Paramagnetic relaxation enhancement‐assisted structural characterization of a partially disordered conformation of ubiquitin

Nuclear magnetic resonance (NMR) is a powerful tool to study three‐dimensional structures as well as protein conformational fluctuations in solution, but it is compromised by increases in peak widths and missing signals. We previously reported that ubiquitin has two folded conformations, N₁ and N₂ and plus another folded conformation, I, in which some amide group signals of residues 33–41 almost disappeared above 3 kbar at pH 4.5 and 273 K. Thus, well‐converged structural models could not be obtained for this region owing to the absence of distance restraints. Here, we reexamine the problem using the ubiquitin Q41N variant as a model for this locally disordered conformation, I. We demonstrate that the variant shows pressure‐induced loss of backbone amide group signals at residues 28, 33, 36, and 39–41 like the wild‐type, with a similar but smaller effect on CαH and CβH signals. In order to characterize this I structure, we measured paramagnetic relaxation enhancement (PRE) under high pressure to obtain distance restraints, and calculated the structure assisted by Bayesian inference.
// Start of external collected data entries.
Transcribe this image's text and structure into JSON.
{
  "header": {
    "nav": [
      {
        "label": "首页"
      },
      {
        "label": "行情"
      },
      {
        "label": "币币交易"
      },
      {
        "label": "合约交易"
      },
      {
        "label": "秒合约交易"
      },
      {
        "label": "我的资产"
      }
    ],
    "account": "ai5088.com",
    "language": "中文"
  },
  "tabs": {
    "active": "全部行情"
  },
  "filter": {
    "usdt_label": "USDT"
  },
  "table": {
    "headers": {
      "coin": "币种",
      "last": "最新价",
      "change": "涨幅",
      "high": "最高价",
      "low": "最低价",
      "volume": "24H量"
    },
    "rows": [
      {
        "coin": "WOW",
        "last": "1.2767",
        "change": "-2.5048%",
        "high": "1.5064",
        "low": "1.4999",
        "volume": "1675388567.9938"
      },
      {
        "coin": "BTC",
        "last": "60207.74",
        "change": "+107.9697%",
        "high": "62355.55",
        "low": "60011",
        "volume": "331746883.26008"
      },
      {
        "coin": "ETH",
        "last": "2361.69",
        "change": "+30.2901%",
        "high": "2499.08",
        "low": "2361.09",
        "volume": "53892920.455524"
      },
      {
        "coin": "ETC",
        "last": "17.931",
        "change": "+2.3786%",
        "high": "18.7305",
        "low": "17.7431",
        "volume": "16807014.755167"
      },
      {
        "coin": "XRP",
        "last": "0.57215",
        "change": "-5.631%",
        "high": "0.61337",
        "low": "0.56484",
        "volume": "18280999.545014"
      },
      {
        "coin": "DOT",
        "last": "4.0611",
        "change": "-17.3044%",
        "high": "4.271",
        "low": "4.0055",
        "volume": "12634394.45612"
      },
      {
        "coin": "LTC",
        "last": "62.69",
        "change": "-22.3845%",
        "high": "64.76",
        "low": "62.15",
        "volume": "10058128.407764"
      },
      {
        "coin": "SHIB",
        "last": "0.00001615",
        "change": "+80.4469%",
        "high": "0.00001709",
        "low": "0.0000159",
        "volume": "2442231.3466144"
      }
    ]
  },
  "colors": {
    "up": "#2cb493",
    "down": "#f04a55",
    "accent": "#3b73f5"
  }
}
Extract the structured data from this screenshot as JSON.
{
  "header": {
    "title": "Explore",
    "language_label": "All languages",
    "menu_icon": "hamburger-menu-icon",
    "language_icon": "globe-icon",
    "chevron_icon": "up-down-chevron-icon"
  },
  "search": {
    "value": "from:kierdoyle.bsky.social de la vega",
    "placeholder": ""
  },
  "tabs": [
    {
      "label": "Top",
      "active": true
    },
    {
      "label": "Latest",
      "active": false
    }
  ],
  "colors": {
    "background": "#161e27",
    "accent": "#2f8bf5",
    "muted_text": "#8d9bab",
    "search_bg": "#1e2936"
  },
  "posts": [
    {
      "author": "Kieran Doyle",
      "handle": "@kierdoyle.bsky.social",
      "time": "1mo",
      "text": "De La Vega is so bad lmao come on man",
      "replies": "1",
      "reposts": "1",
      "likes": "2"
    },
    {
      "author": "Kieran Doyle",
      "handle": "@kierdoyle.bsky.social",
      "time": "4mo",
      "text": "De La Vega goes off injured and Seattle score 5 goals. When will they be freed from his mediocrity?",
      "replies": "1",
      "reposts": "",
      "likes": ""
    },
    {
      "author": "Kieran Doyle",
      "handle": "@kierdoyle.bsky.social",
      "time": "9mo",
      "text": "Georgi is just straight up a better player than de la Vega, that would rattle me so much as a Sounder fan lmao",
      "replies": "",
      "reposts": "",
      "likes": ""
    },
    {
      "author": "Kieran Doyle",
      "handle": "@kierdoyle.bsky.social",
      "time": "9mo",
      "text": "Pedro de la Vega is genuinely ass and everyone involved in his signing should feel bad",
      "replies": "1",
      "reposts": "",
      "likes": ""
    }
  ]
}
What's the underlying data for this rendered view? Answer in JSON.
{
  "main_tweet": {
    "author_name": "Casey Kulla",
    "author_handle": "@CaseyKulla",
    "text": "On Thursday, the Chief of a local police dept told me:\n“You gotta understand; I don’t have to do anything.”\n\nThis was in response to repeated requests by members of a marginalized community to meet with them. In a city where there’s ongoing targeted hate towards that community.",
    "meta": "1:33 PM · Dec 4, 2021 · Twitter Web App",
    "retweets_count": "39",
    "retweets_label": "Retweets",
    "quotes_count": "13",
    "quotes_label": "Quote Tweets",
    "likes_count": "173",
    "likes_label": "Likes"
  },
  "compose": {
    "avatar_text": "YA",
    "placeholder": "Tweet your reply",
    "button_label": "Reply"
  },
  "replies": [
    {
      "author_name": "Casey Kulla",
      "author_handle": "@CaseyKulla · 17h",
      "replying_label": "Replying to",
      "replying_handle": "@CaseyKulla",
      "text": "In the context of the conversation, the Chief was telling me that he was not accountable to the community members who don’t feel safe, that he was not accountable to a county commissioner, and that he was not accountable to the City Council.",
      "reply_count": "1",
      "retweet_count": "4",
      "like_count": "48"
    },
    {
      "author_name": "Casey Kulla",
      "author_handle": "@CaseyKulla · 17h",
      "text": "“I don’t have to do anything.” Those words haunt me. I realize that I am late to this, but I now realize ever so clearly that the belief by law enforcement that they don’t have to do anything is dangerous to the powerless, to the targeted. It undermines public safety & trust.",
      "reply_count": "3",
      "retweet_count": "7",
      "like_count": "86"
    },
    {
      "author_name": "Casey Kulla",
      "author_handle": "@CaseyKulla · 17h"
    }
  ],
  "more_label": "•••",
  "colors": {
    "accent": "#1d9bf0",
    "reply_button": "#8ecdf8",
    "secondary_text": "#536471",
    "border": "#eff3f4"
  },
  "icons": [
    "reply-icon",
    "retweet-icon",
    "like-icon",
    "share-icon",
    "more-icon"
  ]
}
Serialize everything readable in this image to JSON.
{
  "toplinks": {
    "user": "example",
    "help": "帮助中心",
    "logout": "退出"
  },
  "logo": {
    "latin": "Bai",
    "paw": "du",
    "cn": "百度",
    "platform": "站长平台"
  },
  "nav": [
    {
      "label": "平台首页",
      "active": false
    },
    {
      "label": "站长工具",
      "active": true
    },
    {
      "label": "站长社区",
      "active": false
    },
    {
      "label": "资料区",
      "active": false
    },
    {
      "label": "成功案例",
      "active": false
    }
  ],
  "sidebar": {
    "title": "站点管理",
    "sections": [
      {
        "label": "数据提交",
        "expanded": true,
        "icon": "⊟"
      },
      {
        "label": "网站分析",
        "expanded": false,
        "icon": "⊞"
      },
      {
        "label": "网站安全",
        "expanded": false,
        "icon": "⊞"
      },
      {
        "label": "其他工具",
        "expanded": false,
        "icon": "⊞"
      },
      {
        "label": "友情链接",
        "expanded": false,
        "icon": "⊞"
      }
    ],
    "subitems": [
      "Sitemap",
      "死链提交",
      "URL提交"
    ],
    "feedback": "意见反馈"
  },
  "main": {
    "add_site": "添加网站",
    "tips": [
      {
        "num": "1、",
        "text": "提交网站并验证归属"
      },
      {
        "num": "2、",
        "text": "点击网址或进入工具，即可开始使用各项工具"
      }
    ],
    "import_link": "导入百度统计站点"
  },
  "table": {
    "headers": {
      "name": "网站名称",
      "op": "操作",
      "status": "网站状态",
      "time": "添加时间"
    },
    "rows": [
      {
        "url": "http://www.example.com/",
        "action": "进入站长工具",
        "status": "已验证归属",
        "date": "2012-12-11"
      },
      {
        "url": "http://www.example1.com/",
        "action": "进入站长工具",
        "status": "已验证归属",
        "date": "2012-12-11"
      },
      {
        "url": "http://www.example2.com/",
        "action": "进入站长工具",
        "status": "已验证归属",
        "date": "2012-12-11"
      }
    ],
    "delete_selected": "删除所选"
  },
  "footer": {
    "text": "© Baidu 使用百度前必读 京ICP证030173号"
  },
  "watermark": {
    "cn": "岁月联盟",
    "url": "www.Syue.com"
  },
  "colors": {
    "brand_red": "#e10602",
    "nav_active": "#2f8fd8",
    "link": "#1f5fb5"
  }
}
We conclude that the more disordered I conformation observed at pH 4.0, 278 K, and 2.5 kbar largely retained the N₂ conformation, although the amide groups at residues 33–41 have more heterogeneous conformations and more contact with water, which differ from the N₁ and N₂ states. The PRE‐assisted strategy has the potential to improve structural characterization of proteins that lack NMR signals, especially for relatively more open and hydrated protein conformations.     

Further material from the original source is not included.